The things I don't understand about the CAP theorem
Network partitions, disappearing documents, and the misunderstood parts of the fundamental theorem in distributed systems
Being the IT support of the family, I’m on call 24/7 to help with forgotten passwords, printers, online payments, bad UIs, and confusing error messages. A few weeks ago, I got paged because my mom had a problem with a web app she has to use at work.
“Hmm, when I create a new document and it says there are 6, but when I open the page there are only 5”
So she immediately clicks the button to create a document again.
“Wait a moment, this might be eventually consistent. Can you refresh again?”
And there it is. The document’s there.
“Why does this happen? Is it because my computer’s slow?”
The law of leaky abstractions doesn’t apply only to code, but to systems too, and because this product didn’t hide its architectural decisions well enough, I had to talk about consistency with my mom.

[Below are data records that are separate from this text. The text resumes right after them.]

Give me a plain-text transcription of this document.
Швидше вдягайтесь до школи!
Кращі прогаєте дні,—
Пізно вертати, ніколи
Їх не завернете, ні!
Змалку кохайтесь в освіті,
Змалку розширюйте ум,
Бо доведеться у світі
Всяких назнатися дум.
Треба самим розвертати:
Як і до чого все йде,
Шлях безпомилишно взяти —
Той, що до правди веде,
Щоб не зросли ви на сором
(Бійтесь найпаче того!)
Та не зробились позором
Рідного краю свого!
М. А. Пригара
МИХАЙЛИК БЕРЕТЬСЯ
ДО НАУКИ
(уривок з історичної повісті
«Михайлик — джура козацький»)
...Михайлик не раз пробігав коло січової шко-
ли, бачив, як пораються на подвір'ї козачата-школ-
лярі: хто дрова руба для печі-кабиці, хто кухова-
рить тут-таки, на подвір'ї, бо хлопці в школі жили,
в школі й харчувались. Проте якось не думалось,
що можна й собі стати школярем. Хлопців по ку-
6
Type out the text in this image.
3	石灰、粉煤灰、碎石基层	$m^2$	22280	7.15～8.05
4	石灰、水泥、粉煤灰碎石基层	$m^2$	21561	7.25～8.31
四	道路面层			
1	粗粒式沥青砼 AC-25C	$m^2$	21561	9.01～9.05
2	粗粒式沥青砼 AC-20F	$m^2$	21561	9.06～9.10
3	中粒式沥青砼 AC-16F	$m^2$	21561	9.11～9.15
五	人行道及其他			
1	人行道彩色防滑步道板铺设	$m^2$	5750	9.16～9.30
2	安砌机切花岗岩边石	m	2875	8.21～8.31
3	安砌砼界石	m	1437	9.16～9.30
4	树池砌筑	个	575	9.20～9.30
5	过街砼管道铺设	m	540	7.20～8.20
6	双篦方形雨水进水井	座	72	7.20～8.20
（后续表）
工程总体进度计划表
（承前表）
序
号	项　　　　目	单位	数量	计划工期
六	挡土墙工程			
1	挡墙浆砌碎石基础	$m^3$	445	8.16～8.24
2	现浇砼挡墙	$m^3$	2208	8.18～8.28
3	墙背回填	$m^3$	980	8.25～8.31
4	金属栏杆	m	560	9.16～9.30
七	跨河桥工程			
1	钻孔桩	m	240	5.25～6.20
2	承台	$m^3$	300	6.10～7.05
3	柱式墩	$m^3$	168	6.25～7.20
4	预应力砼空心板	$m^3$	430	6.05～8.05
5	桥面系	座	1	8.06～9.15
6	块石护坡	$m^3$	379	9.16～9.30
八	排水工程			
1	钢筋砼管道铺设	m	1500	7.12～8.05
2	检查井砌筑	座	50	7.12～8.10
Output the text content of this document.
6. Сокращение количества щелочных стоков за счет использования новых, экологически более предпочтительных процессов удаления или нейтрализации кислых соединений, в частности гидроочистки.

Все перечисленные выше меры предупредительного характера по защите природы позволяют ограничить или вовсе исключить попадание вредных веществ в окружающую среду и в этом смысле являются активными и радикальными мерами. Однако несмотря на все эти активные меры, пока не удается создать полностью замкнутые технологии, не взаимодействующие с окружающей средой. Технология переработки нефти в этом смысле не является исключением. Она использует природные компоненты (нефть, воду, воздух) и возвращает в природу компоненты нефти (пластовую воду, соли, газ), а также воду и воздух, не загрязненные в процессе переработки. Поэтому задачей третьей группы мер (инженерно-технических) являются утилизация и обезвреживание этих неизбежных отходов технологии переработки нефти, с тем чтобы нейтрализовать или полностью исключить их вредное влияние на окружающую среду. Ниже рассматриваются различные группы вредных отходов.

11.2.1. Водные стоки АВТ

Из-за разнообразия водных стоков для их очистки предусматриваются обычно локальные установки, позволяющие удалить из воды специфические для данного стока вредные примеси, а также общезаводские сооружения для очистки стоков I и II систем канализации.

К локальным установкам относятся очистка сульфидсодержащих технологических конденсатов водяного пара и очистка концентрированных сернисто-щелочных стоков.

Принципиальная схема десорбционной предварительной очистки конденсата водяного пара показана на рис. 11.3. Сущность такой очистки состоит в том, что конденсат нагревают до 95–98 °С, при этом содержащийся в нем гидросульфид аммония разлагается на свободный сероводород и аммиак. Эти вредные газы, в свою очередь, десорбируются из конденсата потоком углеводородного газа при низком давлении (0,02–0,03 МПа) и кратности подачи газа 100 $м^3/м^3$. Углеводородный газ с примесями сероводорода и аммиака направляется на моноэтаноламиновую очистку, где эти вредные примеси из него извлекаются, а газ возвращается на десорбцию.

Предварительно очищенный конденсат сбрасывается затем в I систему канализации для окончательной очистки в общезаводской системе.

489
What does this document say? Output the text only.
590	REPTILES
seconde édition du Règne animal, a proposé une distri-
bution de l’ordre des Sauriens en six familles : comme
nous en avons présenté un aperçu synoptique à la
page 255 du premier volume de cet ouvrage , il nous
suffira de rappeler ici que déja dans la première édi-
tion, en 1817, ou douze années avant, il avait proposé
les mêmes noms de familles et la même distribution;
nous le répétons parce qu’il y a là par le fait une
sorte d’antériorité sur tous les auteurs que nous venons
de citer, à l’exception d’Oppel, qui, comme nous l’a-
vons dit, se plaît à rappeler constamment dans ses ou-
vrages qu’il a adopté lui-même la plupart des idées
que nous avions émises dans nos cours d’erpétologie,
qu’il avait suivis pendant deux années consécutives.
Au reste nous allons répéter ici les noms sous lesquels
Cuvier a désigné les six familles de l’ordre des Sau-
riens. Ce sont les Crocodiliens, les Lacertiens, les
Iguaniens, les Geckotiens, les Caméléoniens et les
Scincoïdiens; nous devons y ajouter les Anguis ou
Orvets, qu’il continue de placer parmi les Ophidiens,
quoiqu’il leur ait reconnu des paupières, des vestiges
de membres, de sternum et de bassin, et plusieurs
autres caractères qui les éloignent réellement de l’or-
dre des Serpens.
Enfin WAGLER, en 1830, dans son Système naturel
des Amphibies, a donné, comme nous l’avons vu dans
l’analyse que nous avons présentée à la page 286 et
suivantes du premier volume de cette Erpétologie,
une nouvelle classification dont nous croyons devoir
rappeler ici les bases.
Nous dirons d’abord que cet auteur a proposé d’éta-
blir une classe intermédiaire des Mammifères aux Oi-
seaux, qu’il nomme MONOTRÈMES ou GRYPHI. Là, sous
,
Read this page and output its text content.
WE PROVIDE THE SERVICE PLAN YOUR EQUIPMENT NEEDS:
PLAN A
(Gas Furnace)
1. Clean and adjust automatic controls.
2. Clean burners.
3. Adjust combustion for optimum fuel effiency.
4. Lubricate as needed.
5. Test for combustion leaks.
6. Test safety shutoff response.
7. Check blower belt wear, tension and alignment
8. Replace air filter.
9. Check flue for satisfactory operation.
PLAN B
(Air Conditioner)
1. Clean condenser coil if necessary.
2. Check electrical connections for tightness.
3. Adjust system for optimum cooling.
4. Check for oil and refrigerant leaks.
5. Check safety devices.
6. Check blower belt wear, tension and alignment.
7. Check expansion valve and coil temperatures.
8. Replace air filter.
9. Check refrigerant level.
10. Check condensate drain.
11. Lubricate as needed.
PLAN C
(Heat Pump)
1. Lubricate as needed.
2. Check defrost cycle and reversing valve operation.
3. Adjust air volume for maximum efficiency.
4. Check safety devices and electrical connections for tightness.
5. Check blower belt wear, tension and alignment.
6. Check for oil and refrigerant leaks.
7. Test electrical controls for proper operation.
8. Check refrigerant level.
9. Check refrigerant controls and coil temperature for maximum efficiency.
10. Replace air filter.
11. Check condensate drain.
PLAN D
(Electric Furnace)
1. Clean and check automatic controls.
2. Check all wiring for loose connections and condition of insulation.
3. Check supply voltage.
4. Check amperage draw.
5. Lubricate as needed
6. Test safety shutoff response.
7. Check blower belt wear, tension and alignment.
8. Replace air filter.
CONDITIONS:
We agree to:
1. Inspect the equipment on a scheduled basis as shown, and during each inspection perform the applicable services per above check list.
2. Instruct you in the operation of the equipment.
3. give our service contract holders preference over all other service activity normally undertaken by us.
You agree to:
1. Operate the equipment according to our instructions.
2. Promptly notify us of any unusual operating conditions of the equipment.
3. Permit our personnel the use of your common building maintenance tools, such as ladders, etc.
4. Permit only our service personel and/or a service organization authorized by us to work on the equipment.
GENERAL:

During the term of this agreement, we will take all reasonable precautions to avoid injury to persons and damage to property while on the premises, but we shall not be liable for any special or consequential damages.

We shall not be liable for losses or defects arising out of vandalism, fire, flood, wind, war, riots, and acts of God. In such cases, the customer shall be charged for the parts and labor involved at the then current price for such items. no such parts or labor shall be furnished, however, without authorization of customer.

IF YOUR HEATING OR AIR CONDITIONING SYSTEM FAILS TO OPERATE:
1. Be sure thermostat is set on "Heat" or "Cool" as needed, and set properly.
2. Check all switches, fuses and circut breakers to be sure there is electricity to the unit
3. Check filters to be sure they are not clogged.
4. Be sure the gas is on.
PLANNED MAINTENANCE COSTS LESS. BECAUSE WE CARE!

For the engineers and product people, prioritizing availability over consistency was an easy trade-off. But for anyone outside of their social circle, this behavior can be utterly confusing.
Why we need trade-offs
Up to a certain level of scale (organizational or technical), you can run everything on a single machine, but scale naturally leads to distribution.
I’ve written another article about that, so I won’t go into details here.
Increasing the number of REST API replicas may not be good enough if all your requests end up in the same underlying database. If your bottleneck isn’t in the processing, serving all your users from the same store, which is bound to a specific geographical region, isn’t optimal.
Some of your users will consistently experience higher latency than others because their data will have to travel longer or because the database got winded.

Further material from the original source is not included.